Fadli keluar dari kamarnya, menuruni tangga, ia melihat Marrinette sedang membersihkan kukunya.

"Heh Marrinette! Buatkan aku mie telor sekarang."

"Bos...," ucap Marrinette dengan nada meledek. "Mengapa tak kau biarkan pembantumu ini istirahat satu jam saja. Aku ini hanya manusia yang juga punya rasa lelah."

"Kalau tidak mau ya berhenti saja. Masih banyak orang yang ingin bekerja disini."

Hh! Dari awal aku memang sudah tak ingin bekerja di sini. Andai saja bukan karena misi sialan itu sudah lama aku hengkang dari tempat ini!

"Baiklah." Marrinette terpaksa pasrah menuruti kemauan anak majikannya itu. "Tapi kamu harus menunggu diluar dan jangan masuk ke dapur."

"Kenapa? Takut rahasiamu terbongkar ya?"

Marrinette menatap Fadli yang sinis.

"Rahasia apa?"

"Kamu penyihir kan?"

Marrinette tergelak. "Kau membual. Dari tadi siang kau selalu bertingkah aneh, air kolam renang panas lah. Dan sekarang, kau mengatakanku penyihir? Jangan-jangan, sarafmu mulai bergeser?"

"Lancang sekali kau berbicara seperti itu. Semua orang dirumah ini tak ada yang berani-"
"Tak ada yang berani melawanmu, begitu? Kalau aku berani kenapa?"

"Hh! Sudahlah, aku capek melayani ucapan perempuan sepertimu! Cepat buatkan makananku dan jangan suruh aku duduk diluar. Ini rumahku, terserah aku mau duduk dimana dan itu bukan urusanmu!" Fadli duduk dengan gusar.

Hh! Dikerajaanku, aku adalah orang yang sangat disegani dan ditakuti. Bagaimana mungkin aku bisa tunduk pada manusia sampah sepertimu. Sepertinya orang ini harus diberi pelajaran.

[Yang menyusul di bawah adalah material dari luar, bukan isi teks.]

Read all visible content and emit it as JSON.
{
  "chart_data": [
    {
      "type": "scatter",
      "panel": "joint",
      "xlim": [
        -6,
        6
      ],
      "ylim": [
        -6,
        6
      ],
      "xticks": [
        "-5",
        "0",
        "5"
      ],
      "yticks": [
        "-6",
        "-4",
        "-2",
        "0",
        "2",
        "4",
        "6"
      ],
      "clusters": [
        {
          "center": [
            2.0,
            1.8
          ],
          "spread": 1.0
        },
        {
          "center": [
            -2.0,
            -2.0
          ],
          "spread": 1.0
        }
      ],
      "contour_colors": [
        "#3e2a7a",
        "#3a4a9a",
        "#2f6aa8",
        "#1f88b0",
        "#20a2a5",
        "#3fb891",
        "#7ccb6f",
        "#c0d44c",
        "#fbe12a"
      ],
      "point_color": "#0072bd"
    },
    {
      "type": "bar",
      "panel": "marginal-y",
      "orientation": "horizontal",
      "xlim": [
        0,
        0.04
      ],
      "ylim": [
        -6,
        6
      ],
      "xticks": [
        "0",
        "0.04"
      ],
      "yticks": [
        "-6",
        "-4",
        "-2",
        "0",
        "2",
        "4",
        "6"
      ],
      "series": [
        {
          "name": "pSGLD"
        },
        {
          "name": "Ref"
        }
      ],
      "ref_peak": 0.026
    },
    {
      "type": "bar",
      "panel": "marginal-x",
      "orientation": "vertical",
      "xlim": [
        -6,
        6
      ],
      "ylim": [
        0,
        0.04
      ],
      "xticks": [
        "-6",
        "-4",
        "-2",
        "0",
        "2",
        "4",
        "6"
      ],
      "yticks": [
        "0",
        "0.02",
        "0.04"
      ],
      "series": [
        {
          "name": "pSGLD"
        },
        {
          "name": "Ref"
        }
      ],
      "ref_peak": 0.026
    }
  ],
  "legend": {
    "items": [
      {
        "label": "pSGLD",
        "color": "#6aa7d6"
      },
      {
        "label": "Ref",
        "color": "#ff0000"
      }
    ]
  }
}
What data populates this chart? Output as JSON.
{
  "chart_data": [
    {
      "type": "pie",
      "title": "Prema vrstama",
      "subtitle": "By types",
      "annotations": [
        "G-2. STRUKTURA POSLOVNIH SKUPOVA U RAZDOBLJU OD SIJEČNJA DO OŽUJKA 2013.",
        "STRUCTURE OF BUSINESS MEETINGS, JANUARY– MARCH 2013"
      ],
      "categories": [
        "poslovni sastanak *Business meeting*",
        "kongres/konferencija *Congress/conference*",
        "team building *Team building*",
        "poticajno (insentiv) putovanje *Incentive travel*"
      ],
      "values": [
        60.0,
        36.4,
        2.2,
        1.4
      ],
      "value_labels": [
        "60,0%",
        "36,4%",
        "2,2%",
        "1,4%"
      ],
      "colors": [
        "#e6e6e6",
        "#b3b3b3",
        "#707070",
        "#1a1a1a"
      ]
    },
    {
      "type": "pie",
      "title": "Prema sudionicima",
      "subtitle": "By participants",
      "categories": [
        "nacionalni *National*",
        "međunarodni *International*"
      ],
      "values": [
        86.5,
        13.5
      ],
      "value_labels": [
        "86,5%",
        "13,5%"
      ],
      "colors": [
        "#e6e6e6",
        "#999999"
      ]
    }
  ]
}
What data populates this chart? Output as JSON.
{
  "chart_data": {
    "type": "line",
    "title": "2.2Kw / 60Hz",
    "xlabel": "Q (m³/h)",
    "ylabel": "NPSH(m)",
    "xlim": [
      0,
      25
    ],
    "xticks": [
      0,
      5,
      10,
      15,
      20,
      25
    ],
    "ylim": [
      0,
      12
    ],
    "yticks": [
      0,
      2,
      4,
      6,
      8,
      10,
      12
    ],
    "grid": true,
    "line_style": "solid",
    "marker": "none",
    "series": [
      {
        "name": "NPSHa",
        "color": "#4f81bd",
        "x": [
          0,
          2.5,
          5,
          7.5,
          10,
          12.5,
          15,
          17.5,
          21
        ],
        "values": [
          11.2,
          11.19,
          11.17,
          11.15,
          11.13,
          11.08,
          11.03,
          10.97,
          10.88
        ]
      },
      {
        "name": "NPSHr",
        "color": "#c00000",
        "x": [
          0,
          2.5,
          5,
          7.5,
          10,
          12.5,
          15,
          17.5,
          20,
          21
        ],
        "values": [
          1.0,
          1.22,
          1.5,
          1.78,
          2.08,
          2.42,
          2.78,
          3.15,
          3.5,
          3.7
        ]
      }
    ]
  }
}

Marrinette memperhatikan Fadli, yang terlihat tidak mengawasi gerakannya. Diam-diam ia memasukkan cabai bubuk yang sangat banyak ke dalam mie buatannya. Saat mienya telah matang, ia memberikannya pada Fadli.

Dia memakannya, hingga kemudian merasakan mulutnya kepanasan karena kepedasan.

"Huh, pedas banget!" Ia minum terburu-buru. "Huh hah huh! Kok pedas banget sih, kamu mau nyiksa aku?"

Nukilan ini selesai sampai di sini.